Liberation has been brewing in the series. The ninth volume, Prague Fatale, saw Kerr abandon Chandler’s shaggy dog conventions in favor of tighter plotting. The result was an homage to Agatha Christie—who murdered the dead SS officer in Heydrich’s mansion outside Prague? Bernie worked that one out, and while The Lady From Zagreb returned to more established themes and schemes, The Other Side of Silence is an homage too. It’s not Agatha Christie this time though—it’s John le Carré.

Not long ago, Kerr remarked that "(j)ust as the novels of F. Scott Fitzgerald define the early part of the 20th century, so those of John le Carré define the end of it.
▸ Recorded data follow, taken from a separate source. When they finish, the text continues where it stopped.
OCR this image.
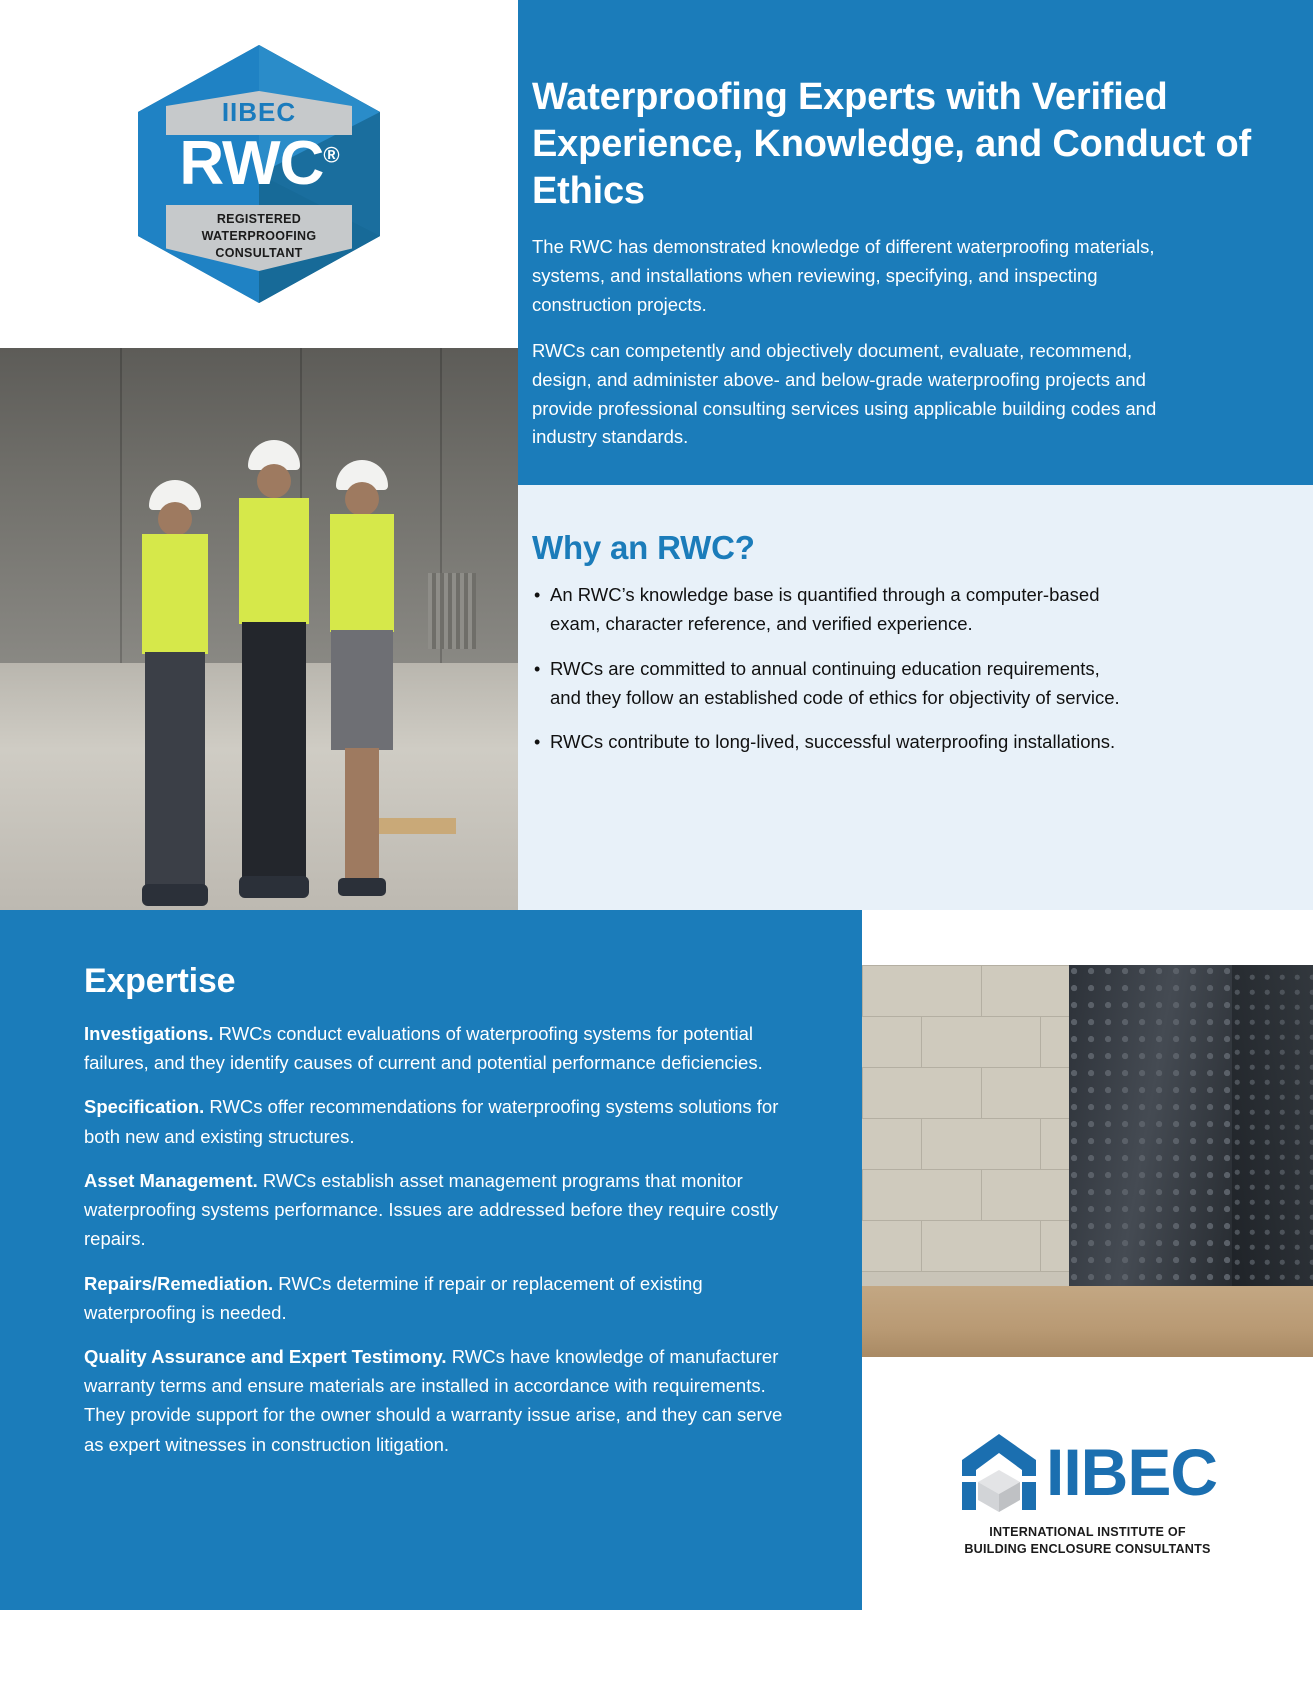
IIBEC
RWC®
REGISTERED
WATERPROOFING
CONSULTANT
Waterproofing Experts with Verified Experience, Knowledge, and Conduct of Ethics
The RWC has demonstrated knowledge of different waterproofing materials, systems, and installations when reviewing, specifying, and inspecting construction projects.
RWCs can competently and objectively document, evaluate, recommend, design, and administer above- and below-grade waterproofing projects and provide professional consulting services using applicable building codes and industry standards.
Why an RWC?
• An RWC’s knowledge base is quantified through a computer-based exam, character reference, and verified experience.
• RWCs are committed to annual continuing education requirements, and they follow an established code of ethics for objectivity of service.
• RWCs contribute to long-lived, successful waterproofing installations.
Expertise

Investigations. RWCs conduct evaluations of waterproofing systems for potential failures, and they identify causes of current and potential performance deficiencies.

Specification. RWCs offer recommendations for waterproofing systems solutions for both new and existing structures.

Asset Management. RWCs establish asset management programs that monitor waterproofing systems performance. Issues are addressed before they require costly repairs.

Repairs/Remediation. RWCs determine if repair or replacement of existing waterproofing is needed.

Quality Assurance and Expert Testimony. RWCs have knowledge of manufacturer warranty terms and ensure materials are installed in accordance with requirements. They provide support for the owner should a warranty issue arise, and they can serve as expert witnesses in construction litigation.	IIBEC
INTERNATIONAL INSTITUTE OF
BUILDING ENCLOSURE CONSULTANTS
His work not only bookends the Cold War, it defines it and provides its glossary … he is certainly our greatest living writer in English and ranks alongside Greene and Waugh. Long after the likes of Updike and Bellow are long forgotten, people will still look to le Carré to discover a world that now seems to us almost unthinkable."
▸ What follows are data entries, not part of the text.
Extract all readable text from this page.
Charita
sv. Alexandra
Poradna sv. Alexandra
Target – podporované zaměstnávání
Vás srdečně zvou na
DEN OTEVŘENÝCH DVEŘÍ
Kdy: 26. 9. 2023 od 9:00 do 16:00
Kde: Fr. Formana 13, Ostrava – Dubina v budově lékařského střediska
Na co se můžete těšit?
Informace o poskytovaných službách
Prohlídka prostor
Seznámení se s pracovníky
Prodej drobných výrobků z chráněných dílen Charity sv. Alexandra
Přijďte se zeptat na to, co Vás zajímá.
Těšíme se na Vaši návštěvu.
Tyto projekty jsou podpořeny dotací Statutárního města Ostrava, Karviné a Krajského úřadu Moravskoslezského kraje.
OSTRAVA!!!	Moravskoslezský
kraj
That bleak, it seems. At any rate, in light of such praise, The Other Side of Silence can be read as fan fiction, as a daydreamer’s attempt at an origin story. We’re still a few years ahead of spies coming in from the cold but Smiley’s here, unnamed. Ann has an -e at the end. Bill Haydon goes by Kim Philby. Events revolve around le Carré’s great influence, Somerset Maugham, who is spending his twilight years on the Cote d’Azur cheating at bridge, not writing, and being blackmailed. His long career of outrageous homosexuality and discreet exploits as a British spy provide fertile ground for all three activities.

Maugham enlists Bernie to thwart the blackmailers but things are not quite what they seem—of course. Before too long Smiley, referred to only as "the monk", is interrogating Bernie Gunther in a polite but authoritative manner, along the lines of "Were you not an SS intelligence officer? Are you not an East German intelligence operative? Are you not part of a plot to blackmail Mr. Maugham and thereby pass disinformation to British intelligence?" Suffice to say old George makes a pretty strong case. Bernie’s responses, while enough to save his life, are far from fully exonerating. It’s all very cleverly done, and calls into question everything Bernie’s told us about himself in the first ten volumes of his story. At the very least, it leaves Bernie abetting Erich Mielke’s scheme to confuse and undermine MI6.

Philip Kerr has, rather unexpectedly at this mature stage of the series, injected some contingency into the saga of Bernie Gunther. Prior to The Other Side of Silence it never seemed likely that Bernie would share the fate of many other SS officers: dangling at the end of a rope in Poland or Israel. Indeed, the idea that Bernie might deserve such a fate was unthinkable. Bernie was a German we could like, even root for. He was tough, cynical, compromised but essentially innocent. Like John le Carré, Bernie regarded Nazi Germany’s defeat as well deserved, and took care not to regard either side in the Cold War too pristinely. After The Other Side of Silence Philip Kerr, at any rate, seems not so sure. In fact, Philip Kerr may be learning what George Smiley had trouble crediting, but what that great American Augie March knew to be true: "That's the struggle of humanity, to recruit others to your version of what's real."